Ultimately, his mission is to offer legal and medical consultancy services to doctors and insurance companies on claim audits. "This will ensure that I work as both a lawyer and a medical expert," he explains, "I want to go beyond meeting patients and treating them or appearing in court for suspects and litigants." 

He wants to explore widely the area of medical law and and practises, particularly dealing with ethical issues in the profession.
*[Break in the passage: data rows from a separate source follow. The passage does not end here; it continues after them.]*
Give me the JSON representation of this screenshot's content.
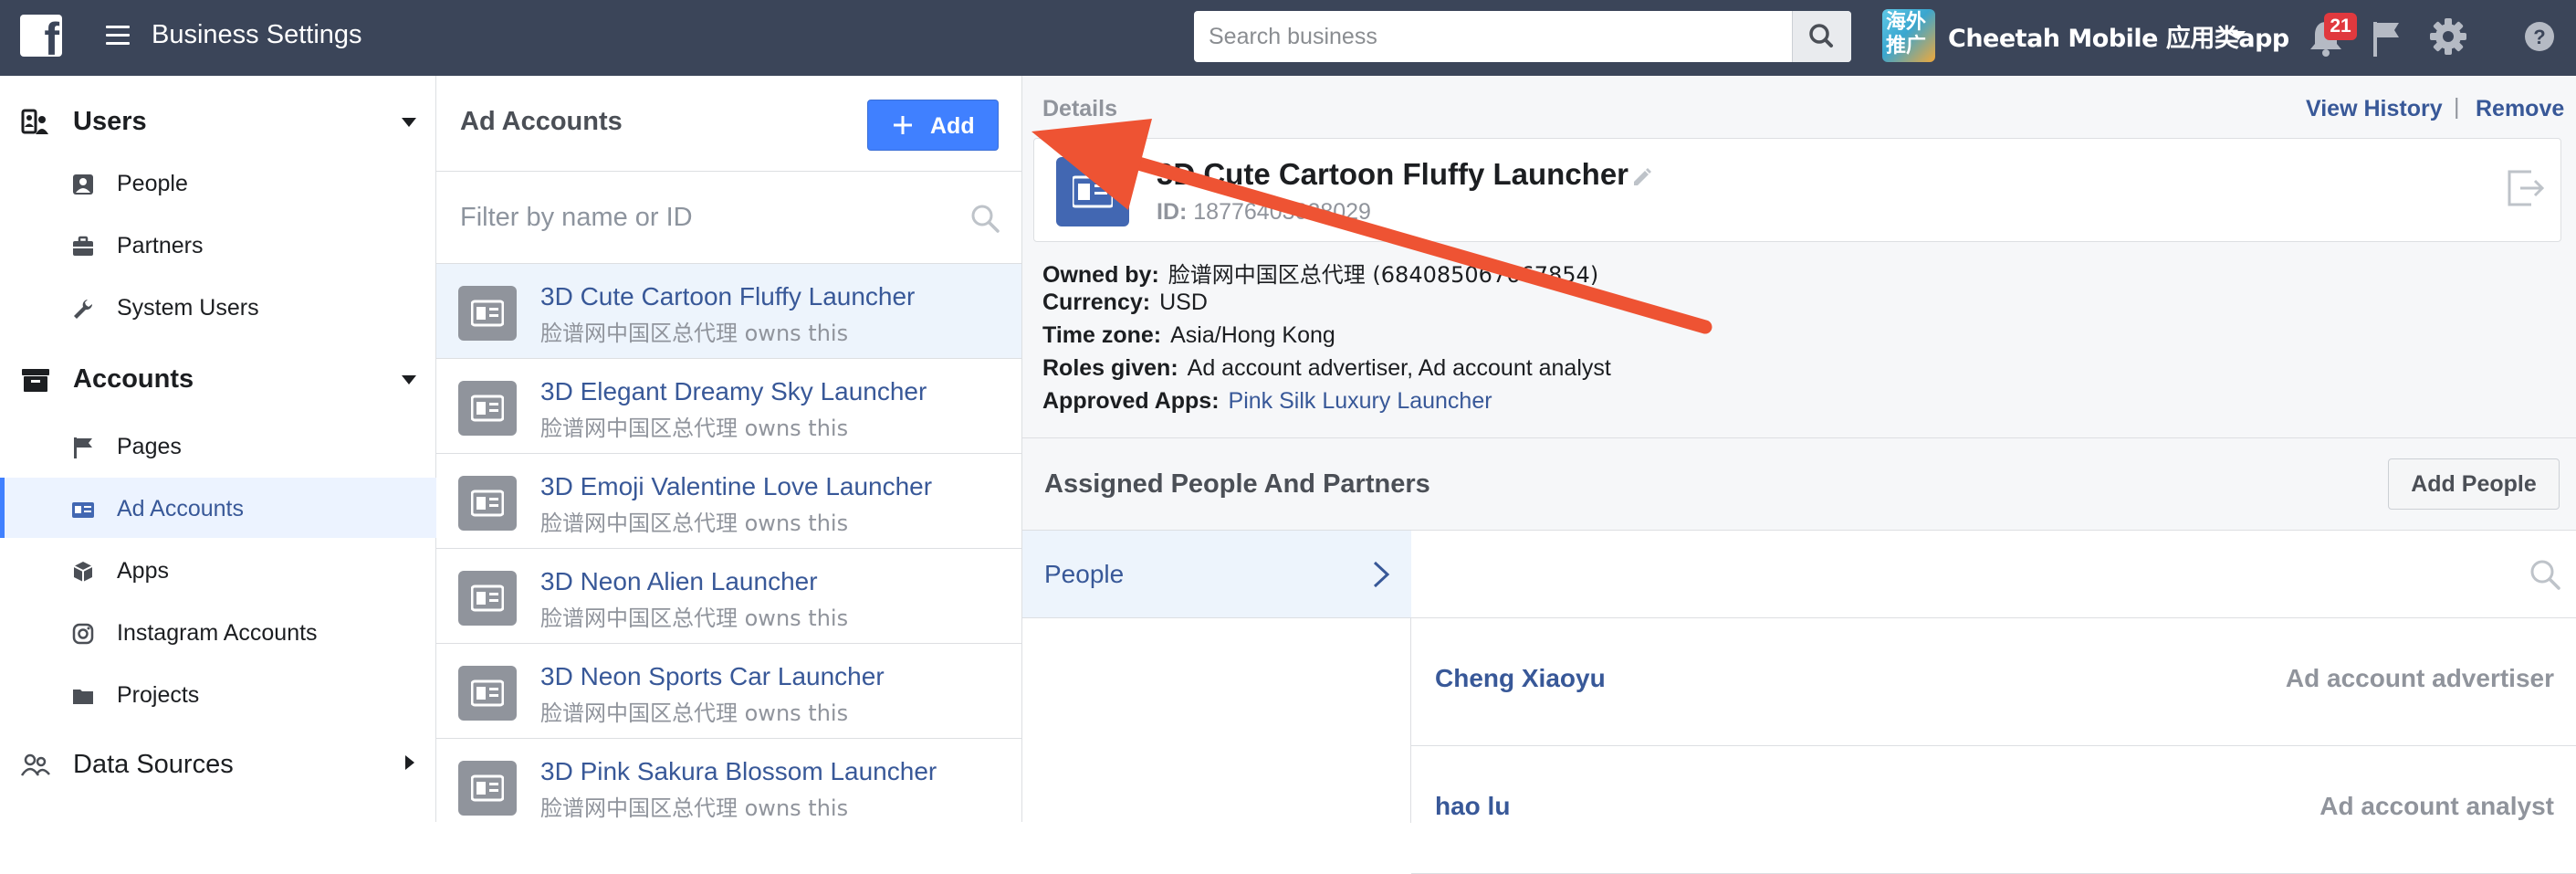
{
  "topbar": {
    "app_title": "Business Settings",
    "search_placeholder": "Search business",
    "business_avatar_line1": "海外",
    "business_avatar_line2": "推广",
    "business_name": "Cheetah Mobile 应用类app",
    "notification_count": "21",
    "icons": [
      "facebook-logo",
      "hamburger-menu-icon",
      "search-icon",
      "bell-icon",
      "flag-icon",
      "gear-icon",
      "help-icon"
    ]
  },
  "sidebar": {
    "sections": [
      {
        "label": "Users",
        "icon": "users-icon",
        "expanded": true,
        "items": [
          {
            "label": "People",
            "icon": "person-icon"
          },
          {
            "label": "Partners",
            "icon": "briefcase-icon"
          },
          {
            "label": "System Users",
            "icon": "wrench-icon"
          }
        ]
      },
      {
        "label": "Accounts",
        "icon": "archive-icon",
        "expanded": true,
        "items": [
          {
            "label": "Pages",
            "icon": "flag-icon"
          },
          {
            "label": "Ad Accounts",
            "icon": "ad-account-icon",
            "active": true
          },
          {
            "label": "Apps",
            "icon": "cube-icon"
          },
          {
            "label": "Instagram Accounts",
            "icon": "instagram-icon"
          },
          {
            "label": "Projects",
            "icon": "folder-icon"
          }
        ]
      },
      {
        "label": "Data Sources",
        "icon": "people-group-icon",
        "expanded": false,
        "items": []
      }
    ]
  },
  "ad_accounts_panel": {
    "title": "Ad Accounts",
    "add_label": "Add",
    "filter_placeholder": "Filter by name or ID",
    "accounts": [
      {
        "name": "3D Cute Cartoon Fluffy Launcher",
        "owner": "脸谱网中国区总代理 owns this",
        "selected": true
      },
      {
        "name": "3D Elegant Dreamy Sky Launcher",
        "owner": "脸谱网中国区总代理 owns this"
      },
      {
        "name": "3D Emoji Valentine Love Launcher",
        "owner": "脸谱网中国区总代理 owns this"
      },
      {
        "name": "3D Neon Alien Launcher",
        "owner": "脸谱网中国区总代理 owns this"
      },
      {
        "name": "3D Neon Sports Car Launcher",
        "owner": "脸谱网中国区总代理 owns this"
      },
      {
        "name": "3D Pink Sakura Blossom Launcher",
        "owner": "脸谱网中国区总代理 owns this"
      }
    ]
  },
  "details": {
    "label": "Details",
    "view_history": "View History",
    "separator": "|",
    "remove": "Remove",
    "account_title": "3D Cute Cartoon Fluffy Launcher",
    "id_label": "ID:",
    "id_value": "18776403028029",
    "owned_by_label": "Owned by:",
    "owned_by_value": "脸谱网中国区总代理 (684085067667854)",
    "currency_label": "Currency:",
    "currency_value": "USD",
    "timezone_label": "Time zone:",
    "timezone_value": "Asia/Hong Kong",
    "roles_label": "Roles given:",
    "roles_value": "Ad account advertiser, Ad account analyst",
    "apps_label": "Approved Apps:",
    "apps_value": "Pink Silk Luxury Launcher"
  },
  "assigned": {
    "title": "Assigned People And Partners",
    "add_people_label": "Add People",
    "tab_label": "People",
    "people": [
      {
        "name": "Cheng Xiaoyu",
        "role": "Ad account advertiser"
      },
      {
        "name": "hao lu",
        "role": "Ad account analyst"
      }
    ]
  },
  "colors": {
    "topbar": "#3b4559",
    "accent": "#4080ff",
    "link": "#385898",
    "annotation_arrow": "#ee5333"
  }
}
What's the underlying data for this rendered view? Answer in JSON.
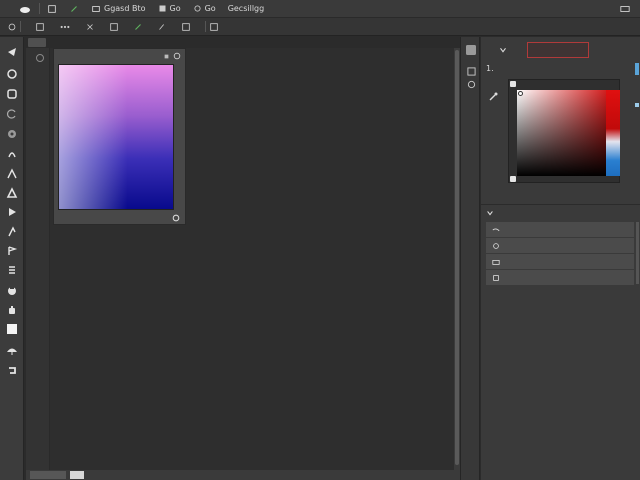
{
  "menubar": {
    "items": [
      {
        "label": "",
        "icon": "logo-icon"
      },
      {
        "label": "",
        "icon": "cloud-icon"
      },
      {
        "label": "",
        "icon": "brush-icon"
      },
      {
        "label": "",
        "icon": "image-icon"
      },
      {
        "label": "Ggasd Bto",
        "icon": "layers-icon"
      },
      {
        "label": "Go",
        "icon": "type-icon"
      },
      {
        "label": "Go",
        "icon": "filter-icon"
      },
      {
        "label": "Gecsillgg",
        "icon": ""
      }
    ]
  },
  "options_bar": {
    "items": [
      {
        "label": "",
        "icon": "circle-icon"
      },
      {
        "label": "",
        "icon": "square-icon"
      },
      {
        "label": "",
        "icon": "dots-icon"
      },
      {
        "label": "",
        "icon": "move-icon"
      },
      {
        "label": "",
        "icon": "grid-icon"
      },
      {
        "label": "",
        "icon": "brush-icon"
      },
      {
        "label": "",
        "icon": "pen-icon"
      },
      {
        "label": "",
        "icon": "grid-icon"
      },
      {
        "label": "",
        "icon": "table-icon"
      }
    ]
  },
  "swatch_panel": {
    "title": "",
    "footer_label": ""
  },
  "color_panel": {
    "tabs": [
      {
        "label": "",
        "icon": "adjust-icon"
      },
      {
        "label": ""
      }
    ],
    "title": "1. "
  },
  "layers_section": {
    "title": "",
    "rows": [
      {
        "icon": "curve-icon",
        "label": ""
      },
      {
        "icon": "circle-arrow-icon",
        "label": ""
      },
      {
        "icon": "folder-icon",
        "label": ""
      },
      {
        "icon": "page-icon",
        "label": ""
      }
    ]
  },
  "colors": {
    "bg": "#2b2b2b",
    "accent_red": "#b13a3a",
    "scroll_blue": "#5aa4d8"
  }
}
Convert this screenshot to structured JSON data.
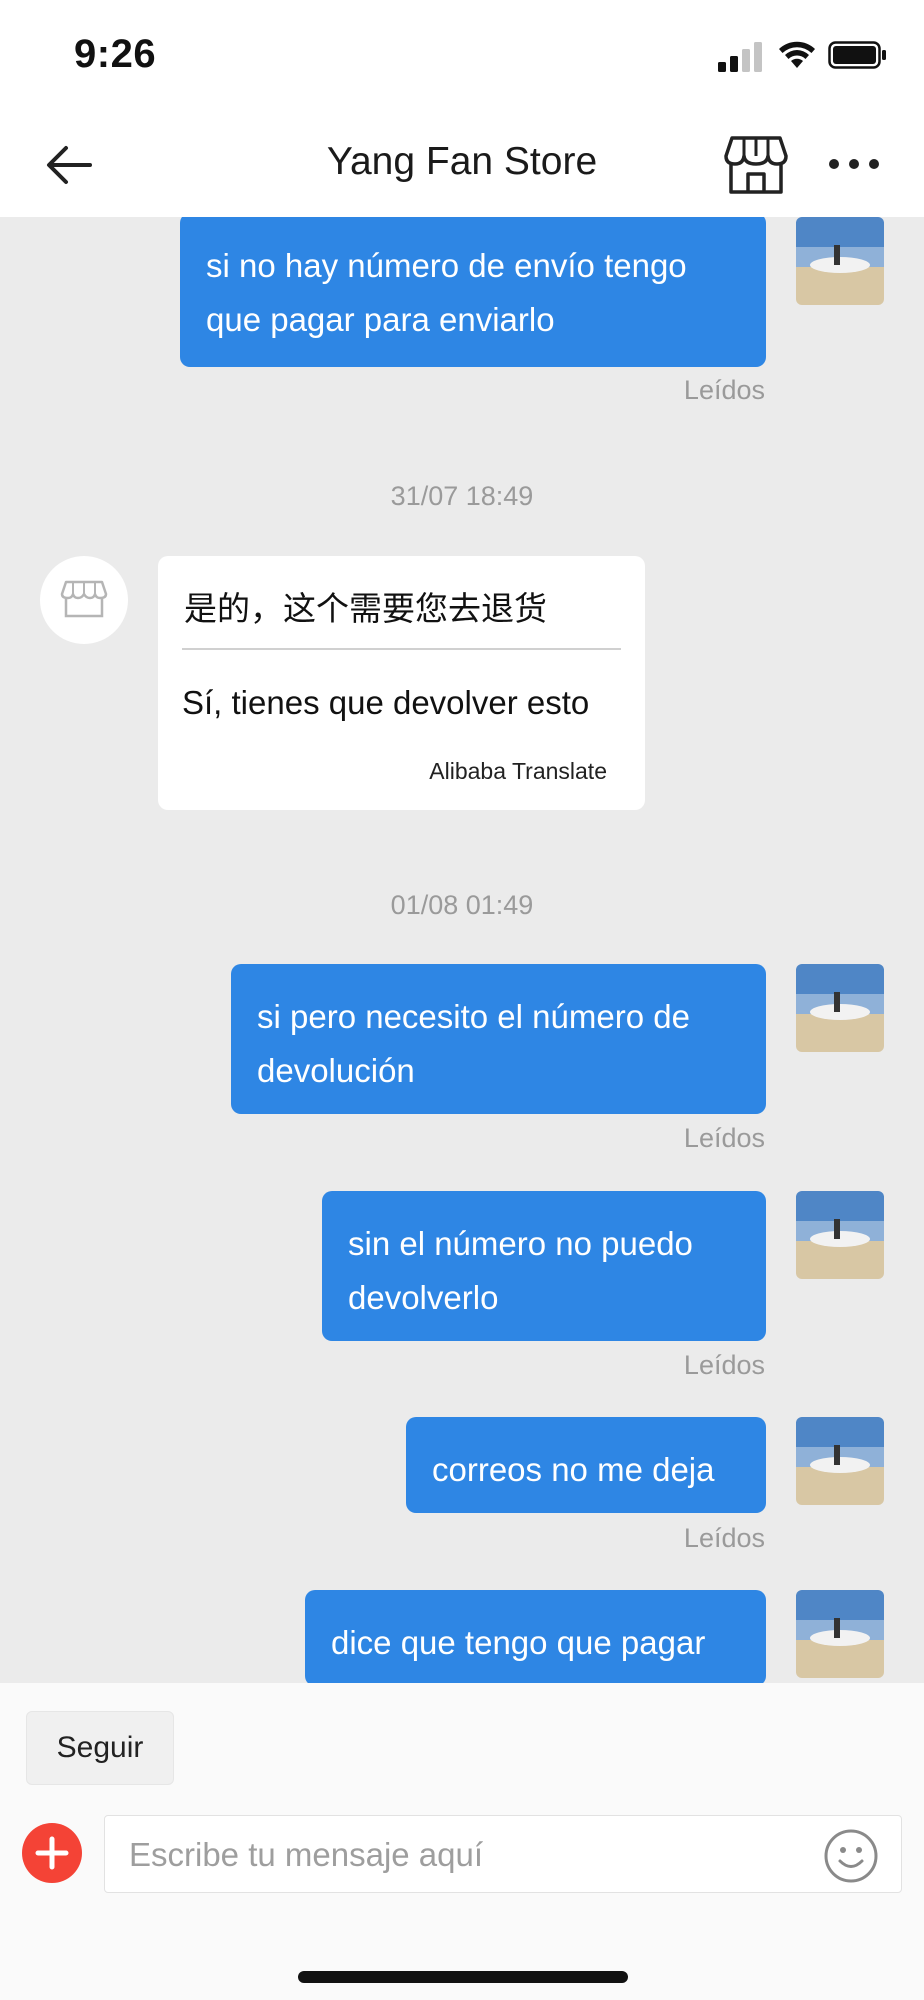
{
  "status_bar": {
    "time": "9:26",
    "icons": [
      "cellular-signal-icon",
      "wifi-icon",
      "battery-icon"
    ]
  },
  "nav": {
    "title": "Yang Fan Store",
    "back_icon": "arrow-left-icon",
    "store_icon": "storefront-icon",
    "more_icon": "more-horizontal-icon"
  },
  "messages": [
    {
      "direction": "out",
      "text": "si no hay número de envío tengo que pagar para enviarlo",
      "status": "Leídos"
    },
    {
      "type": "timestamp",
      "text": "31/07 18:49"
    },
    {
      "direction": "in",
      "original": "是的，这个需要您去退货",
      "translation": "Sí, tienes que devolver esto",
      "credit": "Alibaba Translate"
    },
    {
      "type": "timestamp",
      "text": "01/08 01:49"
    },
    {
      "direction": "out",
      "text": "si pero necesito el número de devolución",
      "status": "Leídos"
    },
    {
      "direction": "out",
      "text": "sin el número no puedo devolverlo",
      "status": "Leídos"
    },
    {
      "direction": "out",
      "text": "correos no me deja",
      "status": "Leídos"
    },
    {
      "direction": "out",
      "text": "dice que tengo que pagar"
    }
  ],
  "bottom": {
    "follow_label": "Seguir",
    "input_placeholder": "Escribe tu mensaje aquí",
    "plus_icon": "plus-circle-icon",
    "emoji_icon": "smiley-icon"
  },
  "colors": {
    "outgoing_bubble": "#2e86e4",
    "chat_background": "#ebebeb",
    "accent_red": "#f44336"
  }
}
This will involve dealing with doctors and patients' legal rights and obligations. "Doctors are specially trained people and they are way above their patients in knowledge and skills. The profession requires policing by people who know it from in and out."

He says traditionally, lawyers were regarded as "learned friends" because they went to law as a culmination of studies in other diverse fields. 

"A lawyer with only a degree in law is not really a learned friend," he adds.

With so much in his hands will he be there in 2007? 

"Oh yes! I am a perpetual candidate. Call the elections any time and like the disciples of Jesus I will leave everything and come," he told Lifestyle recently.

He says his love for politics is because unlike medicine and law, the game has no rules. "There are no good reasons why some people win and others lose," he says.

Asked about his social life, Dr Wangai quickly waves the topic away. No amount of persuasion will move him into discussing that area of his life.

"Remember I am a politician and this can be used by my enemies to vanquish me completely," he says, with the fervour and choice of phrase that reveals politics is indeed in his blood. 

Indeed, politics remains his pet subject and as he puts it, that arena is yet to see thelast of him.